家に不幸があると、遺族の方の気持ちだけでなく、神棚のお祀りにも影響します。
悲しみに沈んだ気が、神様にも届いてしまうためです。
悲しみの気が届かないようにするには、「神棚封じ」が必要です。
家の中で不幸があったことをお伝えした後におこないましょう。
神棚の扉を閉めて、宮形の正面に白い半紙をつけることで封印します。
決して画鋲などで穴をあけるようなことはせず、テープなどで優しく隠してください。
封じている間は、お供えや拝礼といった行為も慎み、神棚に触れないようにします。
封印は、遺族の手で行なうよりも、第三者にやってもらうほうが良いと言われています。
しかし、遺族が行なう例も増えてきていますので、その時々の事情に応じて対応すると良いのではないでしょうか。
神棚封じを行なう理由は
神道の考えでは、死は穢れと捉えられます。
この場合の穢れは、生の活力が失われた状態のことを指します。
大事な家族の不幸によって、家の中は「気が枯れた」状態となります。
悲しみによって生の活力が衰えている遺族の方も同様です。
この死の穢れが神様に影響しないよう、神棚封じを行なうのです。
ここで注意しておきたいのは、決して「神罰が下るから近づいてはならない」という意味ではないことです。
あくまで、神様に近づくことで影響が及ばないよう配慮するためのものです。
静かに喪に服し、少しずつ活力を取り戻した後に、再びお祀りするようにしましょう。
神棚封じは身内のどの範囲まで
範囲は、厳密に言えば、同じ家に住む家族かどうかという点で違いが生じてきます。
家族の場合
神様は、神棚を通して祀る家を見守ります。
そのため、同じ家の家族が亡くなった場合は、神棚封じが必要となります。
忌中は触れることを控え、忌が明けたら白紙をはずして、再びお祀りします。
忌中は神域への立ち入りも遠慮した方が良いため、新年の御神札を授かりに神社へ行くことはできません。
一般的には忌明けを待って交換をします。
しかし、御神札を授かることは可能です。
地方によっては、神社に入らずに授けてもらえるところもありますし、お正月の行事などが終わったあとに神社に相談して受けることも可能です。

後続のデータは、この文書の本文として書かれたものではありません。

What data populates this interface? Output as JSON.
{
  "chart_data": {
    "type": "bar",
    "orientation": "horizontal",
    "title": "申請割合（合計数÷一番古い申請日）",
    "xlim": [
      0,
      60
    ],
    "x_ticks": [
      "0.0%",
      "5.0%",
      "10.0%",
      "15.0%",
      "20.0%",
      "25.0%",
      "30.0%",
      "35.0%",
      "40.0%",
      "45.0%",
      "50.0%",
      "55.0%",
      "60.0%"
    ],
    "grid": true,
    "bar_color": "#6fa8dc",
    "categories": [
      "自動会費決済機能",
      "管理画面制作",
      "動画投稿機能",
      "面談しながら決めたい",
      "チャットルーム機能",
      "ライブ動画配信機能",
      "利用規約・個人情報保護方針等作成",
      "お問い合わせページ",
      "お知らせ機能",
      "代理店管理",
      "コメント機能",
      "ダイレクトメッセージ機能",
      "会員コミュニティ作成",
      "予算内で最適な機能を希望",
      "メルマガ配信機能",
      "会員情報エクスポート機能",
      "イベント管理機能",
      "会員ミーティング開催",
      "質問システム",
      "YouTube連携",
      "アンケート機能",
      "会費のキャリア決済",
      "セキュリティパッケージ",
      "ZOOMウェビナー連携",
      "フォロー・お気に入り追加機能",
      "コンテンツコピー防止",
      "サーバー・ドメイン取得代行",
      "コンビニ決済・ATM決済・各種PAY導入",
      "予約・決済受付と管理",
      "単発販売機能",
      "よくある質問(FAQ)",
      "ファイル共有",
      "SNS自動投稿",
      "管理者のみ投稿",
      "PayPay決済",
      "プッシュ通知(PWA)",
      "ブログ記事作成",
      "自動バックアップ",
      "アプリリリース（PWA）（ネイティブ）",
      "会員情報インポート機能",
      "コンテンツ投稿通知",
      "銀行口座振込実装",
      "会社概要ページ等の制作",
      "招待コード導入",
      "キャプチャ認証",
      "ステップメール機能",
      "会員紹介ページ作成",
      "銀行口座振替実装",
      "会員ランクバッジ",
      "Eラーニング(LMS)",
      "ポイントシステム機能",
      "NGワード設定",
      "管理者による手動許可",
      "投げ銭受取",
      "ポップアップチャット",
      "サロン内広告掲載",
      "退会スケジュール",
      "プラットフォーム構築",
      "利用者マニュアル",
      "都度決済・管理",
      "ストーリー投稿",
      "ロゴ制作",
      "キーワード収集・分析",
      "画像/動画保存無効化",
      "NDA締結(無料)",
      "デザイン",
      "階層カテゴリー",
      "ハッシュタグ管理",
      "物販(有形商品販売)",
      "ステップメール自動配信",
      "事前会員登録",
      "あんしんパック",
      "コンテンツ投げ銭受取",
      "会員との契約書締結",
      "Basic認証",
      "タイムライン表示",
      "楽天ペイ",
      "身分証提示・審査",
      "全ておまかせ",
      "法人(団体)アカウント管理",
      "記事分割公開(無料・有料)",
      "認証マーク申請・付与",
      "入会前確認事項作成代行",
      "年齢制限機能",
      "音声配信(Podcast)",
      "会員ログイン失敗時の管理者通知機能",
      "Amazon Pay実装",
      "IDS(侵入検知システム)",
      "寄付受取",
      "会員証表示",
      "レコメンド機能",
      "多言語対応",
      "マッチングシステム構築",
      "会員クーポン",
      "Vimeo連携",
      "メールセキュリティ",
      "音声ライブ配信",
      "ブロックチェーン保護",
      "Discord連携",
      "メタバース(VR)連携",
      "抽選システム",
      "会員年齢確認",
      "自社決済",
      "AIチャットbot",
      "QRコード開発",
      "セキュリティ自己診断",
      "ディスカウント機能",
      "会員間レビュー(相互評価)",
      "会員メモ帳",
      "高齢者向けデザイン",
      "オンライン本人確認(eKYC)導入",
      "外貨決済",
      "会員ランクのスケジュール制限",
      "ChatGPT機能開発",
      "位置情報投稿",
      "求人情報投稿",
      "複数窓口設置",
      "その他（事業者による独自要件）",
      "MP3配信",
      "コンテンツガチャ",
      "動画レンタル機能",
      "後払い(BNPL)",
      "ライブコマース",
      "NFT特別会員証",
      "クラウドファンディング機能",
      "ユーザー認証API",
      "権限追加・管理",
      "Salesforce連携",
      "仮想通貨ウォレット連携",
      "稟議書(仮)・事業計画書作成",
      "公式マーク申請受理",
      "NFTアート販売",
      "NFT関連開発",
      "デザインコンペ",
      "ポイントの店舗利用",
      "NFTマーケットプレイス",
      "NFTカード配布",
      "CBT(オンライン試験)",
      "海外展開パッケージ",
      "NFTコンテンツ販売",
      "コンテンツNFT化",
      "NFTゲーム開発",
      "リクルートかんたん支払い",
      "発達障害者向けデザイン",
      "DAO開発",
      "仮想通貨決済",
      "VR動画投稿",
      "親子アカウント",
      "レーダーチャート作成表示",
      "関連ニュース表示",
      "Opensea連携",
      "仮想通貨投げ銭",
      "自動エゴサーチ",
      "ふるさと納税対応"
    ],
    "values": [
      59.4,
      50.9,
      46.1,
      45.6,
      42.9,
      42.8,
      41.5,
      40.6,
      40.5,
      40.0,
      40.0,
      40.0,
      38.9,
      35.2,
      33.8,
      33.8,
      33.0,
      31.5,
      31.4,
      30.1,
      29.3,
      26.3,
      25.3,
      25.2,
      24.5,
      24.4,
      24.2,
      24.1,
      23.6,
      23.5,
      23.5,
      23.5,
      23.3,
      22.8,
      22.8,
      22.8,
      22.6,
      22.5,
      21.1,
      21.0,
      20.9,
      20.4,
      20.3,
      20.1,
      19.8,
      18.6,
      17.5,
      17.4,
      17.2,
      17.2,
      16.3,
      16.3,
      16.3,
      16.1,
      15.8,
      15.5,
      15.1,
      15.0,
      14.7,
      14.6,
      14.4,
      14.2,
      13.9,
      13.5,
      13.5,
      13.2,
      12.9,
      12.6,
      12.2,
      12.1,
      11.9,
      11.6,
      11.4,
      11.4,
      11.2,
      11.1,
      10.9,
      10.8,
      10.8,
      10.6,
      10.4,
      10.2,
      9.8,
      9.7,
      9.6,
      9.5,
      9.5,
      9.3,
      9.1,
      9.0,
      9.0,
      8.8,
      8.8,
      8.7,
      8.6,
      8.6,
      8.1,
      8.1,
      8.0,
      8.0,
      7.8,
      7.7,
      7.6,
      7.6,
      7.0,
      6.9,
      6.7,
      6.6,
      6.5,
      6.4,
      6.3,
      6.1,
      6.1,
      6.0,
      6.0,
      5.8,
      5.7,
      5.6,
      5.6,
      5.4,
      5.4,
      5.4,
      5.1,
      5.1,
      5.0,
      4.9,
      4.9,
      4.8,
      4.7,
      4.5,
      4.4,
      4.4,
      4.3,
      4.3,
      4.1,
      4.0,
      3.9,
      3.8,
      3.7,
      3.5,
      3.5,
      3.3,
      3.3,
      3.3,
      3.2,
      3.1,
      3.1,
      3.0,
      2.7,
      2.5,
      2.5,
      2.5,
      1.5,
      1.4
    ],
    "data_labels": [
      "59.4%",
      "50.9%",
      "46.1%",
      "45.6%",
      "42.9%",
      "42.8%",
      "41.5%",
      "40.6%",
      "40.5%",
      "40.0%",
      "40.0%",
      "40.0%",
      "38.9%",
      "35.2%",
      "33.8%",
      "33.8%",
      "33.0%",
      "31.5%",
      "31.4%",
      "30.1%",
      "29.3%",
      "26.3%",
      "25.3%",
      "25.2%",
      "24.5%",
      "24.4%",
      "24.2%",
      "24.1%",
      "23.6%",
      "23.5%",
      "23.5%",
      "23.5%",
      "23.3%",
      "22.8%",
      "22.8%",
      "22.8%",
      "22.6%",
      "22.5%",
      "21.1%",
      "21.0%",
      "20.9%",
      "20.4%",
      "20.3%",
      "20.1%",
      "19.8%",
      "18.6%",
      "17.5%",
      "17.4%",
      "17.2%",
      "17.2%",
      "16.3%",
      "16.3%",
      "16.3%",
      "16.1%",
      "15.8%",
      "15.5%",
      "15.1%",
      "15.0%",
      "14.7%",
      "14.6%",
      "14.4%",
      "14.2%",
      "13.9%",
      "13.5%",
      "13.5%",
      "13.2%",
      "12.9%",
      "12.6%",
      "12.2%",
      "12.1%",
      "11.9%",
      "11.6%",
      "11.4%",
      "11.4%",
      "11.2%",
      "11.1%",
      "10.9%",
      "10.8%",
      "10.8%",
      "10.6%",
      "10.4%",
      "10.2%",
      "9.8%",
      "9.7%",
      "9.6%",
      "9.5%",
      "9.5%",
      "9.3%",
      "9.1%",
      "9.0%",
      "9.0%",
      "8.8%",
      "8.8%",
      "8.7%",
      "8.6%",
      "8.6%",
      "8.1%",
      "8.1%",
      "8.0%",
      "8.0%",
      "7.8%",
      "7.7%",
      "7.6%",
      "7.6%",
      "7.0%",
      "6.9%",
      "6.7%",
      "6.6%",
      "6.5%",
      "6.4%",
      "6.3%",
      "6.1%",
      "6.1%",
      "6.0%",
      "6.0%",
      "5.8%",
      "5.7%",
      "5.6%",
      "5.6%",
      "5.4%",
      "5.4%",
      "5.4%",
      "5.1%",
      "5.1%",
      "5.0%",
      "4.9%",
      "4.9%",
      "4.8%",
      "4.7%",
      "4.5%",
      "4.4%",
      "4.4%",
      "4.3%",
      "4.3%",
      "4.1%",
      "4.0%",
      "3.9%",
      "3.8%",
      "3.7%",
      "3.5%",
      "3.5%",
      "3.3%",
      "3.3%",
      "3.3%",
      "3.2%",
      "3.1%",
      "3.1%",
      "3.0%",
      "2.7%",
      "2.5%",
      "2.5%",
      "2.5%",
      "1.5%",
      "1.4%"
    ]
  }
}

ただし、すぐに交換はせず、袋にいれたまま保管しておきます。
忌が明けたら、袋から取り出して御神札を取り換えます。
親戚の場合
身内であっても、別の家に住む親戚の場合は、自宅の神棚を封じることはありません。
自宅の神棚は、そのままお祀りし、お供えや拝礼も通常通り行っても大丈夫です。
新年の御神札も、例年通り受けることができます。
しかし、交換をする人に関しては、亡くなった親戚の方と、血縁的に遠い人間が行った方が良いとされています。
いつ封印を解くのか
神棚封じは、忌みが明けるまで続けます。
仏教では四十九日と決められていますが、神道の場合は、五十日間となっています。
忌中は拝礼やお供え、祭事なども行わず、神棚に触れることは控えましょう。
忌明けとなる五十日目を迎えたら、半紙をはずし、宮形の扉を開けて封印を解きましょう。